Depreciation Insurance
Insurance under which there is payable in case of loss, the difference between the actual cash value of the loss to the property insured and the cost of replacing or rebuilding it in like size and of similar construction.
Depreciation insurance (Property Insurance)
Insurance that provides for the replacement value of property that has been damaged. Depreciation is not subtracted from the value of the item.
Depreciation Reimbursement Riders for Motor Insurance
The depreciation under the standard policies for replacement of parts damaged in an accident covered under the policy is being waived under this add-on. However, the add on is sometimes conditional to the age of vehicles being below 3 years and not more than two OD claims having been lodged during the policy perod. The repair of the vehicle to be done at the insurers approved repairer. The deductibles under the policy will be applicable. (a) The variations among insurers may be on partial reimbursement, if repairs at insured’s regular repairer. (b) A restriction on the maximum claims for this benefit in a policy year (c) Tyres and batteries would be excluded.
Depression
A Region of low barometric pressure in high or mid-latitudes. Also called cyclone or low a large body of rotating and rising air below normal atmospheric pressure which often brings rain.
Derelict
Failing in one’s duty.
Derivative
A financial instrument that derives its value from an underlying asset (equity, bon or commodity) or an underlying index.
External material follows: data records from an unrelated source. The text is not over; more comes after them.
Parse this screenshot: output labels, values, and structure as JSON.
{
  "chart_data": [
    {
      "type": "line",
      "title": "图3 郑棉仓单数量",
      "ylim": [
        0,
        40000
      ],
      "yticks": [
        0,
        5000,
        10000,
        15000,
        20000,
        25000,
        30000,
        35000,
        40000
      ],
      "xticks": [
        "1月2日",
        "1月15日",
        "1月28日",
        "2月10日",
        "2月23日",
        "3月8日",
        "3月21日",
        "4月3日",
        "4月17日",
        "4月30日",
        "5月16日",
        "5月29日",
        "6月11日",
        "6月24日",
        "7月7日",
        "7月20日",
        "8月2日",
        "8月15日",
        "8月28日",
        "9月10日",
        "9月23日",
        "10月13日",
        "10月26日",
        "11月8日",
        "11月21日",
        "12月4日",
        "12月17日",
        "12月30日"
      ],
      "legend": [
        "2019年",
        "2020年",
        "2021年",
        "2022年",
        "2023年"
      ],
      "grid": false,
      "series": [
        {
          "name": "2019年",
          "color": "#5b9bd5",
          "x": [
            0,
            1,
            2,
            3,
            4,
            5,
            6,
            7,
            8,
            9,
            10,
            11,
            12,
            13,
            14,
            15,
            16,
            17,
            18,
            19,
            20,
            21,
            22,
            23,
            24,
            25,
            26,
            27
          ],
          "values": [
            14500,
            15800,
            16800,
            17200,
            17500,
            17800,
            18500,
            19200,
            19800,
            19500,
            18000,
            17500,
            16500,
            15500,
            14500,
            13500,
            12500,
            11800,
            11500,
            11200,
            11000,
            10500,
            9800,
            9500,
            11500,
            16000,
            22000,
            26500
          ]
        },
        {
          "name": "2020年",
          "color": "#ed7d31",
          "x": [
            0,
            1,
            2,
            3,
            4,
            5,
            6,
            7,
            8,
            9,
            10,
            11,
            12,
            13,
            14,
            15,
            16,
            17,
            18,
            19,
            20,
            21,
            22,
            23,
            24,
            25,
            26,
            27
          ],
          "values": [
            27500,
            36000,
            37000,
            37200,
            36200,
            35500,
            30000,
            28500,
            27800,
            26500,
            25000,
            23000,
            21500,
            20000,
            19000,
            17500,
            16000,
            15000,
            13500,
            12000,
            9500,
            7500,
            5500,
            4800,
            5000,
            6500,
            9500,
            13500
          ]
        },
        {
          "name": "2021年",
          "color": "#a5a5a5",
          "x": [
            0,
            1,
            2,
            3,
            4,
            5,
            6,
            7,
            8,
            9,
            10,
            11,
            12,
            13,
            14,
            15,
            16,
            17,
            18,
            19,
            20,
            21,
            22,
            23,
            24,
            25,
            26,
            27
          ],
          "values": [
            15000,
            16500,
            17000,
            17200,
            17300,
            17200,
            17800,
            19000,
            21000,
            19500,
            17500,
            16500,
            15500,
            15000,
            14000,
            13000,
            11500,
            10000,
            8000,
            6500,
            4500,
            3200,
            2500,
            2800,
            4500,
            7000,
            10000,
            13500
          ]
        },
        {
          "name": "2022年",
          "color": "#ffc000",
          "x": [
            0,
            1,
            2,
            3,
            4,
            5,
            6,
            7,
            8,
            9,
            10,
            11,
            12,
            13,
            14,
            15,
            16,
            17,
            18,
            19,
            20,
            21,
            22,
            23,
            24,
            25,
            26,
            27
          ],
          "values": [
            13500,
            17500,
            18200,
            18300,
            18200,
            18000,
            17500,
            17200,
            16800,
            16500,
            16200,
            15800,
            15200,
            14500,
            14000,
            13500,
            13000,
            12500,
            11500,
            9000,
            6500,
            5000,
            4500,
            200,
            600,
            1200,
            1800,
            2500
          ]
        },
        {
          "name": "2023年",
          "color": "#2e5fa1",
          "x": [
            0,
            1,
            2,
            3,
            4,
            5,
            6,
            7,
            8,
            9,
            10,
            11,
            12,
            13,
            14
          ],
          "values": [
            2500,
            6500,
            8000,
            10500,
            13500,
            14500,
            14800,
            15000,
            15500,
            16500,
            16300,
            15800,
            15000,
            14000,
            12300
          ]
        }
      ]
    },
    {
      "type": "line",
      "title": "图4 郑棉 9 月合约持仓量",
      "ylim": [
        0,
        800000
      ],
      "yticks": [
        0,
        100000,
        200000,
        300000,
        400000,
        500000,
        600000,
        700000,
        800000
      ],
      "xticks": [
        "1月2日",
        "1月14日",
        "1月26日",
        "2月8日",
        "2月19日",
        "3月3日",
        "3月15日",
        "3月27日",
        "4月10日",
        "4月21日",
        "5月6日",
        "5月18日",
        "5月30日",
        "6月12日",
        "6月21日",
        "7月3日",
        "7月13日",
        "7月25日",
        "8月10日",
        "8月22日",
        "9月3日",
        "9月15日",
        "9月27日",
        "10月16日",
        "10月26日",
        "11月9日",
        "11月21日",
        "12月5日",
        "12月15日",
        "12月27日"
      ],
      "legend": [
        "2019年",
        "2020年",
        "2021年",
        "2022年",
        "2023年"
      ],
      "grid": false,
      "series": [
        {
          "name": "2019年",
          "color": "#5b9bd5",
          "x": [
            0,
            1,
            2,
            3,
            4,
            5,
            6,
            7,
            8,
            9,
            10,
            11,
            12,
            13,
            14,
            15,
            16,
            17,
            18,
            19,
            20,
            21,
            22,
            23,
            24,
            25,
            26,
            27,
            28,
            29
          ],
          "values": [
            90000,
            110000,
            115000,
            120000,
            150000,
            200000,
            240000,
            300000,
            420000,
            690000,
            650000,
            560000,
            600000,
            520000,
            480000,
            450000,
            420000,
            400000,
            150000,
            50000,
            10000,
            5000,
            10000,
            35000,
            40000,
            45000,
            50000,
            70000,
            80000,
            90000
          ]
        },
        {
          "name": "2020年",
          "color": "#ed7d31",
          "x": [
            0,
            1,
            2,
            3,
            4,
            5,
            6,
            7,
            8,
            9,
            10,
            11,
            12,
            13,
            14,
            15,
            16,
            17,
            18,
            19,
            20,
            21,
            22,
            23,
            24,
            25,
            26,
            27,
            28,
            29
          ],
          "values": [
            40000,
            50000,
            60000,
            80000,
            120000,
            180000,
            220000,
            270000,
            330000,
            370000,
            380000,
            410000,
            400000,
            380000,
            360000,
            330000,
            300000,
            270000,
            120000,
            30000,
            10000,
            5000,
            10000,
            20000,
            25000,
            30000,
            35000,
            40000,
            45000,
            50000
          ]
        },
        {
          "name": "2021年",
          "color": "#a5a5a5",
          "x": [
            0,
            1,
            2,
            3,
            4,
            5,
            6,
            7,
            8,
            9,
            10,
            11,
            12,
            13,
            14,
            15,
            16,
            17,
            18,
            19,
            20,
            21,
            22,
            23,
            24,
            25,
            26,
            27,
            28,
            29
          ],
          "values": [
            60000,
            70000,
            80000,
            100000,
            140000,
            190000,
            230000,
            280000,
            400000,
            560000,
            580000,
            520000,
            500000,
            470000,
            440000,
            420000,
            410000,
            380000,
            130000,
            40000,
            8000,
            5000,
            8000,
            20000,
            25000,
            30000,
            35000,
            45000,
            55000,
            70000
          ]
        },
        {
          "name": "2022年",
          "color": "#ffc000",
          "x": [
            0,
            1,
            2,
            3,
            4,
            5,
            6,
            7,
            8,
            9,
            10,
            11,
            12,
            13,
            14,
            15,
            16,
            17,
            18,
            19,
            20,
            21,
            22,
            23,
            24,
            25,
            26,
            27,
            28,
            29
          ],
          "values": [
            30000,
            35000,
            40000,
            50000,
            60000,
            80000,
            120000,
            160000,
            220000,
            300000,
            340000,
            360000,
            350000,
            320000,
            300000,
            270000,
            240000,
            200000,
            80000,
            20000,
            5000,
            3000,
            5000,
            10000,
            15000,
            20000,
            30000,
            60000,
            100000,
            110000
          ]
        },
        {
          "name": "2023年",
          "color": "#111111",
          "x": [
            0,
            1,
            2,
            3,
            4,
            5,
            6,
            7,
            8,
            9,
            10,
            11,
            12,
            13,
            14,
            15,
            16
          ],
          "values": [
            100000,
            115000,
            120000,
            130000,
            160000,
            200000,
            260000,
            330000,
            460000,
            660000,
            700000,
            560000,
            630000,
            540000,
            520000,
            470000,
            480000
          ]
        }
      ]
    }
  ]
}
A weather derivative is linked to an index derived from a weather variable such as temperature and addresses the volume risk of weather-sensitive firms. Financial derivatives are used as a tool to manage financial price risks. They consist of: forward contracts, tailor-made contracts to eliminate the risk of some form of price uncertainty; futures contracts, exchangetraded standard forward contracts; swaps, a package of forward contracts simultaneously arranged; options, financial markets equivalent of an insurance policy. These contracts allow entities to hedge against future price changes or take positions to offset the impact of unwelcome price changes or other specified conditions.
Derivative file
Subset from an original identifiable file.